Charities call for accounting rules to be tailored for size

06 Apr 2021 News

Charities think that accounting rules should be tailored to the size of an organisation, according to the Charity Finance Charities SORP Survey.

The survey also found that the majority of charities feel the Charities SORP is fit for purpose, with 68% saying it was, compared to 32% saying it was not.

While a similar split was evidence in most size categories, the smallest charities felt differently. For those with less than £1m in annual turnover, just 29% said the Charities SORP was fit for purpose and 71% said it was not.

Tailoring for size

When asked what single element respondents would like to see added to the next edition of the Charities SORP, a tailoring for size was the single most popular choice at 29%. This gained some support from charities of all sizes, including 50% of the smallest charities.

The second most popular choice was the addition of FRS 102 sections so that the Charities SORP and FRS 102 do not have to be referred to separately (21%).

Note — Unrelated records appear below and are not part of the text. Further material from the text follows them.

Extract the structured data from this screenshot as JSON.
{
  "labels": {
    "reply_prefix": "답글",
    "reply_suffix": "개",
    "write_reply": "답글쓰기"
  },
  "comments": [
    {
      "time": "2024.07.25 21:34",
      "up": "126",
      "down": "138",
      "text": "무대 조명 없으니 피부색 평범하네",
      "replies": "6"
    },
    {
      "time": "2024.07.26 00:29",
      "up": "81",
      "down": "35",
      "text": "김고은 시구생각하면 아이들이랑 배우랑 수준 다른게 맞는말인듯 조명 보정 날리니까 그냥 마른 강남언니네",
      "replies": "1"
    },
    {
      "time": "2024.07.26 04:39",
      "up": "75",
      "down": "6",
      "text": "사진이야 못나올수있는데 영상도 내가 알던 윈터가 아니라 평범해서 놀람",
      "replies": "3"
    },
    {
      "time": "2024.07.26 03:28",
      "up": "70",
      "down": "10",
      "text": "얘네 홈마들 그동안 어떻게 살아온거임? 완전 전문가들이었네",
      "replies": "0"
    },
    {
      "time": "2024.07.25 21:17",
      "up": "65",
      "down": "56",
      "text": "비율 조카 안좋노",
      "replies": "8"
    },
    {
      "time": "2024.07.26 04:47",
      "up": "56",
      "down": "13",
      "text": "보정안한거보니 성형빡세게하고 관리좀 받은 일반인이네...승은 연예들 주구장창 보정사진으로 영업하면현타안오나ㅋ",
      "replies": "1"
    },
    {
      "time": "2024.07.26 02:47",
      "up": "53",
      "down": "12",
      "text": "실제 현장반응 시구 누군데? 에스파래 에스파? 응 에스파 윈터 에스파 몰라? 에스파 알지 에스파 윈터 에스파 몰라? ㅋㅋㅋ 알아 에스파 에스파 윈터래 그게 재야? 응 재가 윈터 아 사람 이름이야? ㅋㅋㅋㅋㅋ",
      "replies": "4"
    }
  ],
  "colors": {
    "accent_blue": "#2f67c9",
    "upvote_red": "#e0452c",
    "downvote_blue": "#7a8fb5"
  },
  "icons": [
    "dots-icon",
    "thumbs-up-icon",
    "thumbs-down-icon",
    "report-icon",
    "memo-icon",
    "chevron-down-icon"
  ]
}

A further 13% opted for more guidance on narrative reporting issues like environmental reporting.

This was followed by example lay-outs (9%), sector specific guidance (6%) and including receipts and payments accounting (3%).  

A further 19% selected “other” and provided a range of suggestions. These included the removal of comparative reporting, the addition of reporting of regulatory referrals and guidance on the reporting of reserves.

Impact measurement

The results of the survey, which appear in the April edition of Charity Finance magazine, also suggest that the majority of charities don’t want to see the Charities SORP to increase its focus on impact reporting.

Approximately two-thirds of respondents said the Charities SORP should maintain its current balance (65%) with 35% believing that it should focus more on charitable impact.